Filed Date: 10/26/1967
Status: Precedential
Modified Date: 11/1/2024
The plaintiff, a widow, procured a judgment against the defendants-appellants, Percy and Mary Carr, for injuries that she received when .she fell on a public sidewalk in front of property owned by the defendants Carr in the City of Corning, New York. Motions of defendants City of Corning and Service Systems, Inc. for dismissal of the actions as against them were properly granted, and the ease was submitted to the jury only on the question of negligence of the defendants Carr.
The plaintiff testified that she fell where there was a difference of elevation of “ half to an inch possibly ” in the sidewalk and that the surface was rough. There was no suggestion of a trap or a snare. This was the only testimony as to a depression upon which a finding of negligence against the owners, because of the condition of the sidewalk at the time of the injuries, could have been based. We construe the testimony to mean that the depression was from one-half inch to not to exceed one inch. The testimony and the exhibits show a condition of the sidewalk not at all unusual in municipalities — not a condition, in fact, upon which it could be found that the defendants could have reasonably anticipated a fall and resulting injuries on the part of one who was himself not negligent.

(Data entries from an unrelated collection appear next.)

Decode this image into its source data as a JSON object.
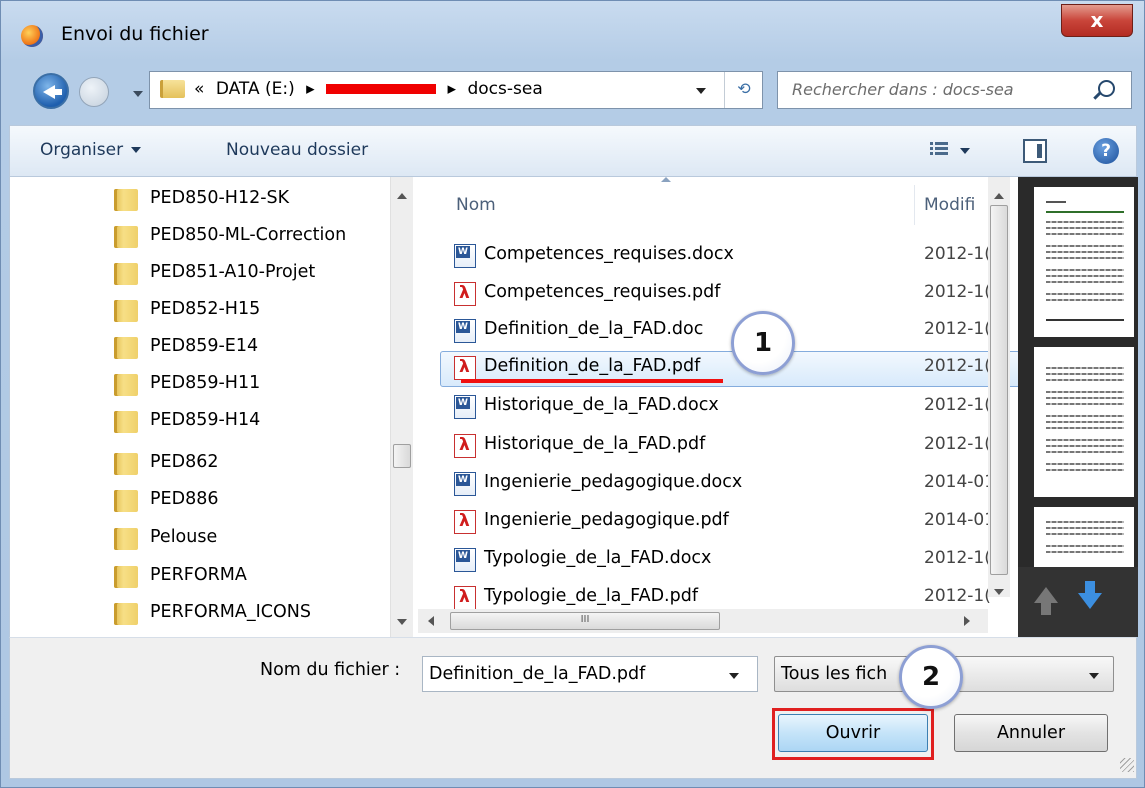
{
  "window": {
    "title": "Envoi du fichier",
    "close_label": "x"
  },
  "nav": {
    "breadcrumb": [
      "«",
      "DATA (E:)",
      "▸",
      "▸",
      "docs-sea"
    ],
    "search_placeholder": "Rechercher dans : docs-sea"
  },
  "toolbar": {
    "organize_label": "Organiser",
    "new_folder_label": "Nouveau dossier",
    "help_label": "?"
  },
  "folders": [
    "PED850-H12-SK",
    "PED850-ML-Correction",
    "PED851-A10-Projet",
    "PED852-H15",
    "PED859-E14",
    "PED859-H11",
    "PED859-H14",
    "PED862",
    "PED886",
    "Pelouse",
    "PERFORMA",
    "PERFORMA_ICONS"
  ],
  "file_list": {
    "columns": [
      "Nom",
      "Modifi"
    ],
    "scrollbar_grip": "III",
    "files": [
      {
        "name": "Competences_requises.docx",
        "date": "2012-1(",
        "type": "word"
      },
      {
        "name": "Competences_requises.pdf",
        "date": "2012-1(",
        "type": "pdf"
      },
      {
        "name": "Definition_de_la_FAD.doc",
        "date": "2012-1(",
        "type": "word"
      },
      {
        "name": "Definition_de_la_FAD.pdf",
        "date": "2012-1(",
        "type": "pdf",
        "selected": true
      },
      {
        "name": "Historique_de_la_FAD.docx",
        "date": "2012-1(",
        "type": "word"
      },
      {
        "name": "Historique_de_la_FAD.pdf",
        "date": "2012-1(",
        "type": "pdf"
      },
      {
        "name": "Ingenierie_pedagogique.docx",
        "date": "2014-01",
        "type": "word"
      },
      {
        "name": "Ingenierie_pedagogique.pdf",
        "date": "2014-01",
        "type": "pdf"
      },
      {
        "name": "Typologie_de_la_FAD.docx",
        "date": "2012-1(",
        "type": "word"
      },
      {
        "name": "Typologie_de_la_FAD.pdf",
        "date": "2012-1(",
        "type": "pdf"
      }
    ]
  },
  "bottom": {
    "filename_label": "Nom du fichier :",
    "filename_value": "Definition_de_la_FAD.pdf",
    "filetype_value": "Tous les fich",
    "open_label": "Ouvrir",
    "cancel_label": "Annuler"
  },
  "annotations": {
    "step1": "1",
    "step2": "2",
    "accent_color": "#e02020"
  }
}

At the time of the accident, there was in effect an ordinance of the City of Corning which provided that the Board of Public Works of the city was generally chargeable with maintenance
Normally, of course, the owner is not liable in actions of this type unless he negligently caused or created the condition from which the injuries resulted. (City of Rochester v. Campbell, 123 N. Y. 405.) However, the Trial Justice construed this ordinance as creating an obligation to maintain on the part of the owners, not to the city alone, but also to one in the position of the plaintiff, using the sidewalk.
While this construction of the ordinance is highly questionable, and we do not necessarily agree with it, it is not necessary for us to pass upon this question because we find no evidence of negligence sufficient to support the finding of the jury. In order to affirm, we would have to find that the condition was such that defendant owners could reasonably have anticipated an accident of this kind, and we bear in mind very definitely the fact that the depression was from one-half to not more than one inch — a not unusual condition of city sidewalks — in fact, what might be called a very prevalent condition.
Although we do not hold that arbitrary rules as to depths of depressions should necessarily apply, we also do not feel that all cases of variances in sidewalk levels should create questions of fact to be submitted to juries regardless of how trivial or commonplace they might be. (Furman v. City of Lackawanna, 121 N. Y. S. 2d 566, affd. 281 App. Div. 1008.) It has been held that differences of about one inch to a maximum of one and one-half to two inches would not support a plaintiff’s verdict. (Clemmons v. Cominskey, 1 A D 2d 933, affd. 2 N Y 2d 958.) In Keirstead v. City of New York (24 A D 2d 486, affd. 17 N Y 2d 535) where there was a depressed area 12 inches by 12 inches by 1 inch deep, the Court of Appeals affirmed a determination of the Appellate Division dismissing the complaint. See, also, Fox v. Brown (20 A D 2d 538, affd. 15 N Y 2d 597), holding that a depression 12 inches long, 3 inches wide and 1 inch deep did not constitute actionable negligence; Furman v. City of Lackawanna (supra), where a one-inch difference in level did not establish negligence.
The plaintiff failed to show a dangerous condition because of which defendants should have foreseen the reasonable possibility of injury to users. This was a very fundamental and necessary burden which plaintiff failed to carry.
The judgment should be reversed and the complaint dismissed.
In any event, even if we had determined that a prima facie case was made out against the defendants, we would be constrained to reverse the verdict as being contrary to the weight of evidence.
Williams, P. J., Bastow, Henry and Marsh, JJ., concur.
Judgment unanimously reversed on the law and facts, and complaint dismissed, without costs.